BACKGROUND
A prolonged length of hospitalization drains both human and material hospital resources as well having a deleterious psychological effect on the patient. Some patients are at greater risk of a prolonged hospital stay than others and it is important to identify them in the first days after admission so as to implement appropriate care as soon as possible and program staff and bed occupancy needs.
OBJECTIVE
The objective of this study is to optimize the prediction of prolonged length of hospital stay (LOS) by refining the selection of variables using an interpretable machine-learning algorithm.
METHODS
Deidentified patient administrative and clinical data from various sources are stored in our University Hospital’s Clinical Data Warehouse, which contains data from 134,840 adult patients with 273,693 hospitalizations between 2016 and 2018. We conducted a two-stage predictive modeling experiment.

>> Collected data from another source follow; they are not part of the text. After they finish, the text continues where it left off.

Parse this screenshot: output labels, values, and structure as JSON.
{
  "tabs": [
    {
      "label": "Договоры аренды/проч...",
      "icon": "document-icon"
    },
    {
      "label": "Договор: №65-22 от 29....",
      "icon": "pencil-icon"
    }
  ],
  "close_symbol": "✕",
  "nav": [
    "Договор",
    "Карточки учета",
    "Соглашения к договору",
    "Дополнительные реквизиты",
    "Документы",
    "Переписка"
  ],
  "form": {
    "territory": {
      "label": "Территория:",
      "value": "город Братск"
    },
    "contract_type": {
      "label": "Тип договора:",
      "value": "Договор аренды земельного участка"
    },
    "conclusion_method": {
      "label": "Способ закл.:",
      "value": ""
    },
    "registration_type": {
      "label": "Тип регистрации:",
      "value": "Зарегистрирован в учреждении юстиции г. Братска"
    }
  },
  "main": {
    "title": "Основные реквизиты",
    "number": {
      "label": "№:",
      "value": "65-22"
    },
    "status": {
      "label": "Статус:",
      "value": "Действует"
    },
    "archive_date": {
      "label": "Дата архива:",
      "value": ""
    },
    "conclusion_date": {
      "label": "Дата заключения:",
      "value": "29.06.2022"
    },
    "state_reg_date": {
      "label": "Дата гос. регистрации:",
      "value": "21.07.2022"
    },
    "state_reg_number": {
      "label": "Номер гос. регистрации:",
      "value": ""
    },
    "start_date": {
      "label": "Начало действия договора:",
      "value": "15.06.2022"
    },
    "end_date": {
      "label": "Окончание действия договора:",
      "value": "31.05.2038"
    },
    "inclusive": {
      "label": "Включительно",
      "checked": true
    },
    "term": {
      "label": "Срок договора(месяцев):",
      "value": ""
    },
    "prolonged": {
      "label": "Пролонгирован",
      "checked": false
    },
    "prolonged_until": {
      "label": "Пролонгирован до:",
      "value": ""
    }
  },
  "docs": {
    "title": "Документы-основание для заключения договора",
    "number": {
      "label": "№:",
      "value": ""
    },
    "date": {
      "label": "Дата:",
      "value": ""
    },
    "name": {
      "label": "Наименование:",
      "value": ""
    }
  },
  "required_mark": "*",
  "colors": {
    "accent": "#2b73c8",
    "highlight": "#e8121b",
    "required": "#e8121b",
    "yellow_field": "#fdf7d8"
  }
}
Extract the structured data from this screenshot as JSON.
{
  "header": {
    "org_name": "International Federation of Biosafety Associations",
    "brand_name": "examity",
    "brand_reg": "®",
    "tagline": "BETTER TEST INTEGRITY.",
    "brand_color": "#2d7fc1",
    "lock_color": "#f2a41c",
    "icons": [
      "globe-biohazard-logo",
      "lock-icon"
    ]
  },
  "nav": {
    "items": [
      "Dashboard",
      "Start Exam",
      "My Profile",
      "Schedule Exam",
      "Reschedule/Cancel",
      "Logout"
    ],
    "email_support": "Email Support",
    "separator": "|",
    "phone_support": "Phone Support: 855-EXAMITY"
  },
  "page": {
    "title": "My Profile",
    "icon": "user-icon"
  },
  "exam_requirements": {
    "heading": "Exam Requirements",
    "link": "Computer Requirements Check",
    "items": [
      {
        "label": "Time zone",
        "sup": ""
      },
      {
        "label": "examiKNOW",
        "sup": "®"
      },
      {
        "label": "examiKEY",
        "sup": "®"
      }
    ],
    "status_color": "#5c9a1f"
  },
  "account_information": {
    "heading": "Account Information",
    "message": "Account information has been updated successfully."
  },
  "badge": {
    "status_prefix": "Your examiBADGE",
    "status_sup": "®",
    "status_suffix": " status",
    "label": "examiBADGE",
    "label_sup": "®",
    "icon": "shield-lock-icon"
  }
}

Initially, we utilized conventional clinical variables and composite variables (by aggregating appropriate conventional variables to form new variables) in several machine-learning algorithms to select the best-performing model. Next, we employed the SHAP method to identify the most important predictive variables and used these to further improve the predictive model.
RESULTS
XGBoost with an undersampling method outperformed other methods with an AUC-ROC of 0.802 (95% CI: 0.801-0.803) and an F2 score of 0.533 (95% CI: 0.533-0.534). The predictive performance was equivalent if we selected half the number of variables based on the SHAP-value with an AUC-ROC of 0.804 (95%: CI: 0.803-0.805) and F2 score of 0.536 (95%: CI: 0.535-0.536). This consistency held for significant variable reduction with SHAP values of more than 70% from 523 to 150.
CONCLUSIONS
SHAP-value-based variable selection allowed a reduction in the number of variables for equivalent predictive performance, making optimum prediction of prolonged LOS easier to implement in routine clinical practice by prioritizing the predictive factors.